New chief rabbis appointed for Vilna and Lithuania

January 31, 2016  

In an unanimous vote by the European Council of Rabbis, Rabbi Caleb Kralin and Rabbi Shimshon Daniel Isaacson have been selected as the new chief rabbis of Lithuania and Vilna. Following the appointment, Rabbi Pinchas Goldschmidt said that the organization would help he newly appointed Rabbis set up Torah classes and institutions throughout the Jewish communities in Lithuania.    

The appointees will take office in two week’s time. Rabbi Kralin the new Chief Rabbi of Lithuania said “I accept this appointment with humility and holy fear. I will take it upon myself to go to the cities wherein the lights of the earth once reigned and I will do everything in my power to build up the communities there by inaugurating Torah institutions and schools.  
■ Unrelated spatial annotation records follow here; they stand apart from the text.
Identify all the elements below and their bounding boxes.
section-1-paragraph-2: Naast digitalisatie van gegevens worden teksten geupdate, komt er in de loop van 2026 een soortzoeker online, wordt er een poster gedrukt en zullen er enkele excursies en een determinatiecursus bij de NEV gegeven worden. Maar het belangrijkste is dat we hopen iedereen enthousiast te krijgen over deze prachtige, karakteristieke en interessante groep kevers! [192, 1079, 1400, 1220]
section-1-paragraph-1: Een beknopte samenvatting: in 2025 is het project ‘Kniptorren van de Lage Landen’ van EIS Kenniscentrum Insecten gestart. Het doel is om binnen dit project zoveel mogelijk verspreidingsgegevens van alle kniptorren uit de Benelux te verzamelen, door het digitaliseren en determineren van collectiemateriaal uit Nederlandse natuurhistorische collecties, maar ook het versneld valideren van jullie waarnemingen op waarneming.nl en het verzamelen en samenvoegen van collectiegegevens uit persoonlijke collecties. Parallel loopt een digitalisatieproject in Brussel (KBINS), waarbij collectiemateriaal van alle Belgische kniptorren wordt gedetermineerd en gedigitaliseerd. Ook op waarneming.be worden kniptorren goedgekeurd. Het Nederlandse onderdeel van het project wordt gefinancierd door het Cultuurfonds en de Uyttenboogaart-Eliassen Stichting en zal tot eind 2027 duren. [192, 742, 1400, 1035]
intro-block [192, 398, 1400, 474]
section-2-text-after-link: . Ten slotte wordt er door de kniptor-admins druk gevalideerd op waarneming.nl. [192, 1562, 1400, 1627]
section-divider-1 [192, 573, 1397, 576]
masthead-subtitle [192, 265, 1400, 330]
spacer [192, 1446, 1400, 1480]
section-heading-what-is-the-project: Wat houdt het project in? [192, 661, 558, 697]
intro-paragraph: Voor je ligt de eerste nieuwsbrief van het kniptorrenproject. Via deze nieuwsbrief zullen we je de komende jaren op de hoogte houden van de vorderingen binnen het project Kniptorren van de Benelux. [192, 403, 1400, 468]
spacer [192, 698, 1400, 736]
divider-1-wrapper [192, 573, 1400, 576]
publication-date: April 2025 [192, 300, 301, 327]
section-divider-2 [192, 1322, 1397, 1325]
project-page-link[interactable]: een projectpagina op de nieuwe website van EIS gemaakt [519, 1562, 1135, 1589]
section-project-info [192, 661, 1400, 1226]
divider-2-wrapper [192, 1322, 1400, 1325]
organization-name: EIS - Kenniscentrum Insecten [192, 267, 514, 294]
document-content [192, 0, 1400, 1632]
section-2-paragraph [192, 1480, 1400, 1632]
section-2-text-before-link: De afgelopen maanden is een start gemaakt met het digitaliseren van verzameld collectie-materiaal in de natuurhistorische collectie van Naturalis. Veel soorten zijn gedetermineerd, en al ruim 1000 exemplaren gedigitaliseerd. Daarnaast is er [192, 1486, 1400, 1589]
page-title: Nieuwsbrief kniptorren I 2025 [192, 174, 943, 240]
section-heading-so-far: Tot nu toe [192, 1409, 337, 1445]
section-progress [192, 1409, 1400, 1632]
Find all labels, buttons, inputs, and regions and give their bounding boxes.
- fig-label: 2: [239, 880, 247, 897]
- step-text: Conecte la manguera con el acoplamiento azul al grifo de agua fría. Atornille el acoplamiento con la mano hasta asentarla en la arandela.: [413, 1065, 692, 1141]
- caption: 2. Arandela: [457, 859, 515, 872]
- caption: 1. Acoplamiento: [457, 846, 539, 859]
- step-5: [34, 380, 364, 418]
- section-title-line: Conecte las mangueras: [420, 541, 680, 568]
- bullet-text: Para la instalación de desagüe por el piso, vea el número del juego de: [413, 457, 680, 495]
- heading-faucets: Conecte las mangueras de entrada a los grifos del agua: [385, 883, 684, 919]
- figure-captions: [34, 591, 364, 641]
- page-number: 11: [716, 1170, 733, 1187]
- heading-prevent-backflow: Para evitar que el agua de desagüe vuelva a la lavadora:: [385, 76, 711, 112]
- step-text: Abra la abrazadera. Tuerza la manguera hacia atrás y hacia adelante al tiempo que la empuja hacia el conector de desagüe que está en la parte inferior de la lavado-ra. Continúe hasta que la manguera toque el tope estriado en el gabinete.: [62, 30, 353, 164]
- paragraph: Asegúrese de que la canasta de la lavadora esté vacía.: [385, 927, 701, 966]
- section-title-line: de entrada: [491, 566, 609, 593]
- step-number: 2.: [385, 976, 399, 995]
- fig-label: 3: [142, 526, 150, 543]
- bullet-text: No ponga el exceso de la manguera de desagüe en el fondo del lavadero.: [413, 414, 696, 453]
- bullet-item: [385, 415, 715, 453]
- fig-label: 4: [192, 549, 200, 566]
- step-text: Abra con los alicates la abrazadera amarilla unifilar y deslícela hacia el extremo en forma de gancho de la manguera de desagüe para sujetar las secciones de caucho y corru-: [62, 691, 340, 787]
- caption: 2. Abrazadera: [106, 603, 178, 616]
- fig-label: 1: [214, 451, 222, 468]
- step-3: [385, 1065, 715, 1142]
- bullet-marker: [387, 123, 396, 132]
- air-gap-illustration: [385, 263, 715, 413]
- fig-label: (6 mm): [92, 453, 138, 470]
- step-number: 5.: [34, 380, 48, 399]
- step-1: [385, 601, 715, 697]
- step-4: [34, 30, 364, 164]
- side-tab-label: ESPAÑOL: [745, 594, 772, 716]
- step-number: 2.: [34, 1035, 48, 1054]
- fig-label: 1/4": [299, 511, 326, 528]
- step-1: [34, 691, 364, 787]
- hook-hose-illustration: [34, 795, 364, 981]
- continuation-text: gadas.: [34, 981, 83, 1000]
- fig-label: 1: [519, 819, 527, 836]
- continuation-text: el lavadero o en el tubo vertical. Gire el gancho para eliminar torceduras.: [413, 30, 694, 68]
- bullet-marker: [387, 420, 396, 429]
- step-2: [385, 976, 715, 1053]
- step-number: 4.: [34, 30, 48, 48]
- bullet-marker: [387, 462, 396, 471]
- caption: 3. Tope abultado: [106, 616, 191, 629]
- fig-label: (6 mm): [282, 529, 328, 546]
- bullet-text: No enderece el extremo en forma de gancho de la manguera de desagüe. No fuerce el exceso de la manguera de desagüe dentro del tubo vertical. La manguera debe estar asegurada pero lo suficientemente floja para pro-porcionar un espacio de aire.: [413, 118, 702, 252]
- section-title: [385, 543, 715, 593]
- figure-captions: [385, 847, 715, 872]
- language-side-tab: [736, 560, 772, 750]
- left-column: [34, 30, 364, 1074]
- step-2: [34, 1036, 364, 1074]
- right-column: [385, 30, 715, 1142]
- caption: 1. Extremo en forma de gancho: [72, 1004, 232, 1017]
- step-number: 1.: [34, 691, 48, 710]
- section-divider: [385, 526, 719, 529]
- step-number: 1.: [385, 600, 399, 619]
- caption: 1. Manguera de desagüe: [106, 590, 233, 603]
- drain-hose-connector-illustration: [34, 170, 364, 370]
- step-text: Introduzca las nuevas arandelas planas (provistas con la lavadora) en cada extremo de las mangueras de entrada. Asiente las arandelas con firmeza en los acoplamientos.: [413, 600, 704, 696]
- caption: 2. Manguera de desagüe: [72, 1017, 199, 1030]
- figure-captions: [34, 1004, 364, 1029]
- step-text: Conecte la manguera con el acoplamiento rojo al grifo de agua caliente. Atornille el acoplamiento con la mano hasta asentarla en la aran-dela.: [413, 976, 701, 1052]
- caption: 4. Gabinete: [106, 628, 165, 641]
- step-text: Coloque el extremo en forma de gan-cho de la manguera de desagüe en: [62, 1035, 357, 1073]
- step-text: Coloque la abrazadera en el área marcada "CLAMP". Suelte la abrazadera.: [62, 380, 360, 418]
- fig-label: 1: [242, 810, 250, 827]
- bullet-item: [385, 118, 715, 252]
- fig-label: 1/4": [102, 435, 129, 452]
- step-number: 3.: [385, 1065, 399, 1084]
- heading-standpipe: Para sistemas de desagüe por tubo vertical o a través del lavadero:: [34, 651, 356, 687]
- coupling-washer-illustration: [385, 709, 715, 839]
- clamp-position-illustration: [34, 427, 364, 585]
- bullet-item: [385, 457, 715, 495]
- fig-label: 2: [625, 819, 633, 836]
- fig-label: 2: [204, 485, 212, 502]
Head of the Lithuanian Jewish community Faina Kokolovsky, and head of the Vilna Jewish community said that many of the applicants were worthy, but Rabbis Kralin and Isaacson were chosen due to their ability to work together as part of a team to build up the communities from the ashes. 

Rabbi Kralin was born in Moscow and learned in Yeshivat Ateret Kohanim in Jerusalem. He later served as a Rabbi in Copenhagen, Denmark, Heidelberg, Germany, and as a Rabbi for a Young Israel community in the United States. Four years ago he was asked to serve as the Rabbi of the community in Riga, Latvia, a position that he will maintain together with his new position over Lithuania. He also currently works as the chief Mashgiah of the European Council of Kashrut (ECK) in the Baltic states.    

Rabbi Isaacson was born in Belarus and learned in Yeshivat Torat Haim in Moscow. For the past four years he has worked as the Rabbi for the Vitebsk community in Belarus.

Lithuania has one of the richest histories of Torah institutions and education in Eastern Europe. During the Second World War the Nazis killed off 94 percent of the Jewish population in the country which numbered close to a quarter of a million. Following the fall of the Soviet Union, the majority of the Jewish community that was left immigrated to Israel. Today the Jewish community in Lithuania numbers over 4,000 people, and it has one of the lowest rates of anti-Semitism in Europe.